Each chunk, represented as a binary number, is initially converted into a decimal number, enabling each separate chunk to correspond to the (decimal) index from the predefined word list, thereby facilitating the mapping of a certain chunk into a distinct word.
-
Example: a decimal number of #211 will correspond to the word at index #211.
-
Remember: the sequence is composed of bits—the fundamental units of information in binary representation, where each bit holds a value of either 0 or 1.)
Once each of the 12- or 24 chunks is converted into their corresponding word, they are concatenated together into a sequence mirroring the order of chunks from the original sequence of bits, composed of entropy plus checksum—the mnemonic phrase.

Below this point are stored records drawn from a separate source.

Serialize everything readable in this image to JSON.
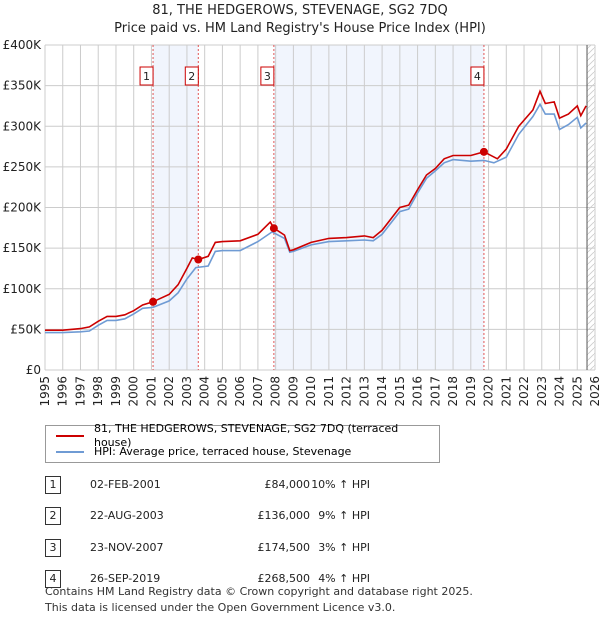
{
  "chart_data": {
    "type": "line",
    "title": "81, THE HEDGEROWS, STEVENAGE, SG2 7DQ",
    "subtitle": "Price paid vs. HM Land Registry's House Price Index (HPI)",
    "xlim": [
      1995,
      2026
    ],
    "ylim": [
      0,
      400000
    ],
    "x_ticks": [
      "1995",
      "1996",
      "1997",
      "1998",
      "1999",
      "2000",
      "2001",
      "2002",
      "2003",
      "2004",
      "2005",
      "2006",
      "2007",
      "2008",
      "2009",
      "2010",
      "2011",
      "2012",
      "2013",
      "2014",
      "2015",
      "2016",
      "2017",
      "2018",
      "2019",
      "2020",
      "2021",
      "2022",
      "2023",
      "2024",
      "2025",
      "2026"
    ],
    "y_ticks": [
      {
        "v": 0,
        "label": "£0"
      },
      {
        "v": 50000,
        "label": "£50K"
      },
      {
        "v": 100000,
        "label": "£100K"
      },
      {
        "v": 150000,
        "label": "£150K"
      },
      {
        "v": 200000,
        "label": "£200K"
      },
      {
        "v": 250000,
        "label": "£250K"
      },
      {
        "v": 300000,
        "label": "£300K"
      },
      {
        "v": 350000,
        "label": "£350K"
      },
      {
        "v": 400000,
        "label": "£400K"
      }
    ],
    "grid": true,
    "series": [
      {
        "name": "81, THE HEDGEROWS, STEVENAGE, SG2 7DQ (terraced house)",
        "color": "#cc0000",
        "x": [
          1995,
          1996,
          1997,
          1997.5,
          1998,
          1998.5,
          1999,
          1999.5,
          2000,
          2000.5,
          2001.09,
          2002,
          2002.5,
          2003,
          2003.3,
          2003.64,
          2004.2,
          2004.6,
          2005,
          2006,
          2007,
          2007.7,
          2007.9,
          2008.5,
          2008.8,
          2009,
          2010,
          2011,
          2012,
          2013,
          2013.5,
          2014,
          2015,
          2015.5,
          2016,
          2016.5,
          2017,
          2017.5,
          2018,
          2019,
          2019.74,
          2020.5,
          2021,
          2021.7,
          2022.5,
          2022.9,
          2023.2,
          2023.7,
          2024,
          2024.5,
          2025,
          2025.2,
          2025.5
        ],
        "y": [
          49000,
          49000,
          51000,
          53000,
          60000,
          66000,
          66000,
          68000,
          73000,
          80000,
          84000,
          93000,
          105000,
          125000,
          138000,
          136000,
          140000,
          157000,
          158000,
          159000,
          167000,
          182000,
          174500,
          166000,
          147000,
          148000,
          157000,
          162000,
          163000,
          165000,
          163000,
          172000,
          200000,
          203000,
          222000,
          240000,
          248000,
          260000,
          264000,
          264000,
          268500,
          260000,
          272000,
          300000,
          320000,
          343000,
          328000,
          330000,
          310000,
          315000,
          325000,
          313000,
          325000
        ]
      },
      {
        "name": "HPI: Average price, terraced house, Stevenage",
        "color": "#6f9bd4",
        "x": [
          1995,
          1996,
          1997,
          1997.5,
          1998,
          1998.5,
          1999,
          1999.5,
          2000,
          2000.5,
          2001.09,
          2002,
          2002.5,
          2003,
          2003.5,
          2004.2,
          2004.6,
          2005,
          2006,
          2007,
          2007.8,
          2008.5,
          2008.8,
          2009,
          2010,
          2011,
          2012,
          2013,
          2013.5,
          2014,
          2015,
          2015.5,
          2016,
          2016.5,
          2017,
          2017.5,
          2018,
          2019,
          2019.74,
          2020.3,
          2021,
          2021.7,
          2022.5,
          2022.9,
          2023.2,
          2023.7,
          2024,
          2024.5,
          2025,
          2025.2,
          2025.5
        ],
        "y": [
          46000,
          46000,
          47000,
          48000,
          55000,
          61000,
          61000,
          63000,
          69000,
          76000,
          77000,
          85000,
          95000,
          112000,
          126000,
          128000,
          146000,
          147000,
          147000,
          158000,
          170000,
          162000,
          145000,
          146000,
          154000,
          158000,
          159000,
          160000,
          159000,
          167000,
          195000,
          198000,
          218000,
          236000,
          245000,
          255000,
          259000,
          257000,
          258000,
          255000,
          262000,
          290000,
          312000,
          327000,
          315000,
          315000,
          296000,
          302000,
          311000,
          298000,
          304000
        ]
      }
    ],
    "sales": [
      {
        "label": "1",
        "x": 2001.09,
        "price": 84000,
        "date": "02-FEB-2001",
        "price_text": "£84,000",
        "hpi_text": "10% ↑ HPI"
      },
      {
        "label": "2",
        "x": 2003.64,
        "price": 136000,
        "date": "22-AUG-2003",
        "price_text": "£136,000",
        "hpi_text": "9% ↑ HPI"
      },
      {
        "label": "3",
        "x": 2007.9,
        "price": 174500,
        "date": "23-NOV-2007",
        "price_text": "£174,500",
        "hpi_text": "3% ↑ HPI"
      },
      {
        "label": "4",
        "x": 2019.74,
        "price": 268500,
        "date": "26-SEP-2019",
        "price_text": "£268,500",
        "hpi_text": "4% ↑ HPI"
      }
    ],
    "shaded_periods": [
      [
        2001.09,
        2003.64
      ],
      [
        2007.9,
        2019.74
      ]
    ],
    "future_hatch_from": 2025.55,
    "legend_placement": "bottom"
  },
  "footer": {
    "line1": "Contains HM Land Registry data © Crown copyright and database right 2025.",
    "line2": "This data is licensed under the Open Government Licence v3.0."
  }
}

4. Mnemonic-to-Seed Conversion:
The mnemonic sentence is conclusively converted into a cryptographic (root) key, facilitating further derivation of cryptographic keys used in the hierarchical-deterministic structure of the HD-wallet:
The conversion of the mnemonic sentence into a master seed is facilitated by the Password Based Key Derivation Function 2 (PBKDF2), a specialized algorithm that converts the initial input, or mnemonic phrase plus (optional) passphrase, into a secure cryptographic key, resulting in a 64-byte, or 512-bit root key from which all subsequent keys are derived—the master seed.
-
The PBKDF2 function utilizes key stretching and (optional) addition of salt, referred to as salting, to produce a hash value.
-
Key stretching indicates the iteration of a hash function multiple times to increase the computational cost of brute-force attacks, thereby increasing the resulting hash’s security.
-
Salting indicates the addition of salt, or random data such as a passphrase, before iterating the hash function, thereby mitigating precomputed attacks and ensuring uniqueness in hash values.

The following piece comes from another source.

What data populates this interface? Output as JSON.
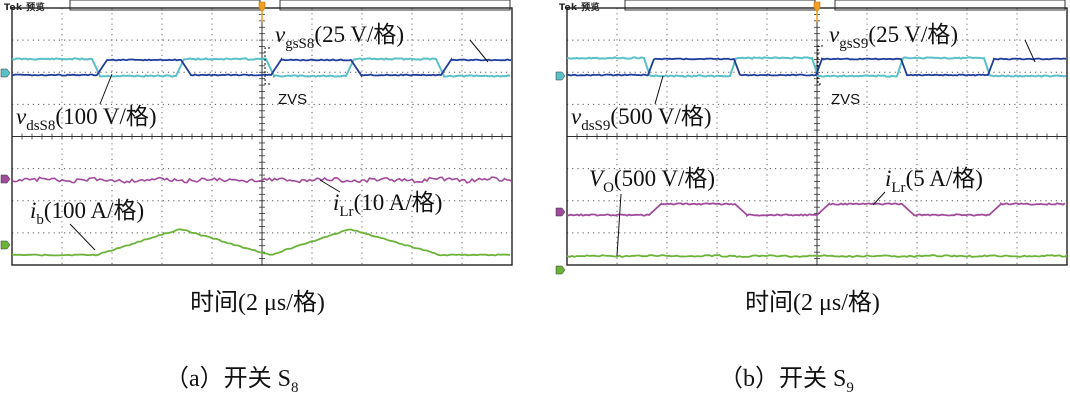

The root key, or master seed, is used to derive the master extended private key (xpriv), from which the master extended public key (xpub) is derived to facilitate (independent) public key generation; the child keys can be derived from both the xpriv and xpub, during which an index number is included to determine their position within the hierarchy, while addresses, in turn, are derived from their corresponding public keys, providing unique “accounts” for transactions within the blockchain network.
The End.
I've spent multiple weeks gathering, writing, structuring and refining the above summary, and I think that it turned out quite well! 🤠
- I've also went the extra mile and searched for diagrams (that's what they're called?) that'd fit with the general text, let me know what you think of them!
I'd be very happy to hear some more input regarding the above summary, as well as possible points of improvement.

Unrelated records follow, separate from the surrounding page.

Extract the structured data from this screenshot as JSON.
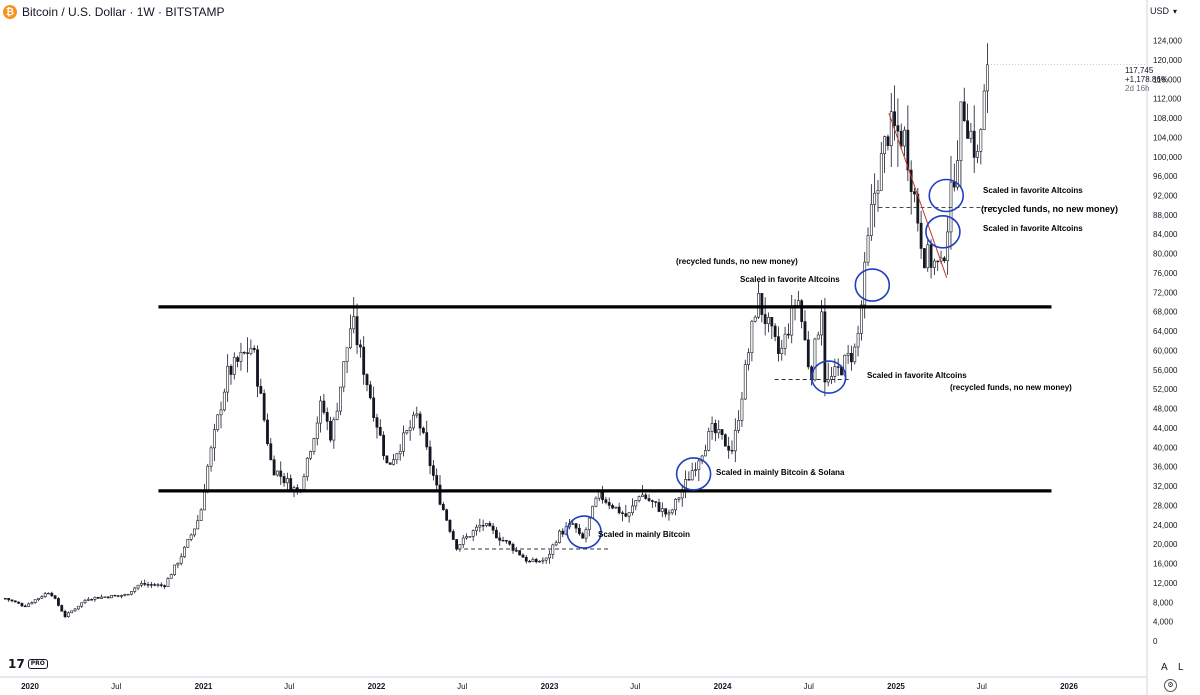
{
  "header": {
    "coin_glyph": "₿",
    "symbol": "Bitcoin / U.S. Dollar · 1W · BITSTAMP"
  },
  "currency": {
    "label": "USD",
    "caret": "▾"
  },
  "current_price": {
    "price": "117,745",
    "change": "+1,178.86%",
    "countdown": "2d 16h"
  },
  "logo": {
    "text": "17",
    "badge": "PRO"
  },
  "scale_buttons": {
    "auto": "A",
    "log": "L"
  },
  "annotations": [
    {
      "text": "Scaled in mainly Bitcoin",
      "size": "normal"
    },
    {
      "text": "Scaled in mainly Bitcoin & Solana",
      "size": "normal"
    },
    {
      "text": "(recycled funds, no new money)",
      "size": "normal"
    },
    {
      "text": "Scaled in favorite Altcoins",
      "size": "normal"
    },
    {
      "text": "Scaled in favorite Altcoins",
      "size": "normal"
    },
    {
      "text": "(recycled funds, no new money)",
      "size": "normal"
    },
    {
      "text": "Scaled in favorite Altcoins",
      "size": "normal"
    },
    {
      "text": "(recycled funds, no new money)",
      "size": "large"
    },
    {
      "text": "Scaled in favorite Altcoins",
      "size": "normal"
    }
  ],
  "colors": {
    "candle": "#131722",
    "background": "#ffffff",
    "level_line": "#000000",
    "trendline": "#c0392b",
    "circle": "#1f3fbf",
    "coin": "#f7931a"
  },
  "chart_data": {
    "type": "candlestick",
    "title": "Bitcoin / U.S. Dollar · 1W · BITSTAMP",
    "ylim": [
      0,
      126000
    ],
    "y_ticks": [
      0,
      4000,
      8000,
      12000,
      16000,
      20000,
      24000,
      28000,
      32000,
      36000,
      40000,
      44000,
      48000,
      52000,
      56000,
      60000,
      64000,
      68000,
      72000,
      76000,
      80000,
      84000,
      88000,
      92000,
      96000,
      100000,
      104000,
      108000,
      112000,
      116000,
      120000,
      124000
    ],
    "y_tick_labels": [
      "0",
      "4,000",
      "8,000",
      "12,000",
      "16,000",
      "20,000",
      "24,000",
      "28,000",
      "32,000",
      "36,000",
      "40,000",
      "44,000",
      "48,000",
      "52,000",
      "56,000",
      "60,000",
      "64,000",
      "68,000",
      "72,000",
      "76,000",
      "80,000",
      "84,000",
      "88,000",
      "92,000",
      "96,000",
      "100,000",
      "104,000",
      "108,000",
      "112,000",
      "116,000",
      "120,000",
      "124,000"
    ],
    "x_ticks": [
      {
        "label": "2020",
        "date": "2020-01-01"
      },
      {
        "label": "Jul",
        "date": "2020-07-01"
      },
      {
        "label": "2021",
        "date": "2021-01-01"
      },
      {
        "label": "Jul",
        "date": "2021-07-01"
      },
      {
        "label": "2022",
        "date": "2022-01-01"
      },
      {
        "label": "Jul",
        "date": "2022-07-01"
      },
      {
        "label": "2023",
        "date": "2023-01-01"
      },
      {
        "label": "Jul",
        "date": "2023-07-01"
      },
      {
        "label": "2024",
        "date": "2024-01-01"
      },
      {
        "label": "Jul",
        "date": "2024-07-01"
      },
      {
        "label": "2025",
        "date": "2025-01-01"
      },
      {
        "label": "Jul",
        "date": "2025-07-01"
      },
      {
        "label": "2026",
        "date": "2026-01-01"
      }
    ],
    "x_range": [
      "2019-11-10",
      "2026-02-15"
    ],
    "price_path": [
      [
        "2019-11-10",
        8800
      ],
      [
        "2019-12-20",
        7200
      ],
      [
        "2020-02-12",
        10300
      ],
      [
        "2020-03-15",
        5100
      ],
      [
        "2020-05-01",
        8800
      ],
      [
        "2020-07-20",
        9500
      ],
      [
        "2020-08-20",
        11800
      ],
      [
        "2020-10-10",
        11400
      ],
      [
        "2020-11-20",
        18500
      ],
      [
        "2020-12-25",
        26000
      ],
      [
        "2021-01-10",
        36000
      ],
      [
        "2021-02-20",
        55000
      ],
      [
        "2021-04-14",
        61000
      ],
      [
        "2021-05-25",
        36000
      ],
      [
        "2021-07-20",
        30500
      ],
      [
        "2021-09-07",
        49000
      ],
      [
        "2021-09-28",
        42000
      ],
      [
        "2021-11-10",
        66500
      ],
      [
        "2022-01-24",
        36000
      ],
      [
        "2022-03-28",
        46500
      ],
      [
        "2022-05-12",
        30000
      ],
      [
        "2022-06-18",
        19500
      ],
      [
        "2022-08-12",
        24200
      ],
      [
        "2022-10-15",
        19300
      ],
      [
        "2022-11-20",
        16200
      ],
      [
        "2022-12-25",
        16800
      ],
      [
        "2023-01-20",
        22000
      ],
      [
        "2023-02-20",
        24200
      ],
      [
        "2023-03-10",
        20500
      ],
      [
        "2023-04-14",
        30300
      ],
      [
        "2023-06-15",
        25500
      ],
      [
        "2023-07-10",
        30600
      ],
      [
        "2023-09-10",
        25800
      ],
      [
        "2023-10-25",
        34500
      ],
      [
        "2023-12-10",
        43500
      ],
      [
        "2024-01-23",
        39500
      ],
      [
        "2024-03-14",
        71000
      ],
      [
        "2024-05-01",
        58500
      ],
      [
        "2024-06-07",
        71500
      ],
      [
        "2024-07-05",
        54500
      ],
      [
        "2024-07-28",
        69500
      ],
      [
        "2024-08-05",
        52500
      ],
      [
        "2024-10-10",
        60500
      ],
      [
        "2024-11-13",
        91000
      ],
      [
        "2024-12-17",
        106000
      ],
      [
        "2025-01-20",
        104000
      ],
      [
        "2025-02-28",
        80000
      ],
      [
        "2025-04-07",
        76500
      ],
      [
        "2025-05-12",
        103000
      ],
      [
        "2025-05-22",
        111000
      ],
      [
        "2025-06-22",
        99500
      ],
      [
        "2025-07-14",
        119000
      ]
    ],
    "horizontal_levels": [
      31000,
      69000
    ],
    "dashed_levels": [
      {
        "value": 19000,
        "from": "2022-06-20",
        "to": "2023-05-10"
      },
      {
        "value": 54000,
        "from": "2024-04-20",
        "to": "2024-09-28"
      },
      {
        "value": 89500,
        "from": "2024-11-25",
        "to": "2025-07-30"
      }
    ],
    "trendline": {
      "from": [
        "2024-12-17",
        109000
      ],
      "to": [
        "2025-04-18",
        75000
      ]
    },
    "circles": [
      {
        "date": "2023-03-15",
        "value": 22500
      },
      {
        "date": "2023-11-01",
        "value": 34500
      },
      {
        "date": "2024-08-12",
        "value": 54500
      },
      {
        "date": "2024-11-12",
        "value": 73500
      },
      {
        "date": "2025-04-10",
        "value": 84500
      },
      {
        "date": "2025-04-17",
        "value": 92000
      }
    ]
  }
}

One of the main resources used in the above summary, is the website of Greg Walker: learnmeabitcoin.com
I also reached out to Greg to ask if he'd be able to review the summary on both chronological order- and factual correctness of the contents, which he kindly agreed to!
He's a knowledgeable and helpful guy who really helped me improve on the initial draft.
The next part will cover the key derivation process(es), as well as elliptic curve cryptography- and multiplication, possibly amongst other things, it's a pretty complex part, but I'm working on it!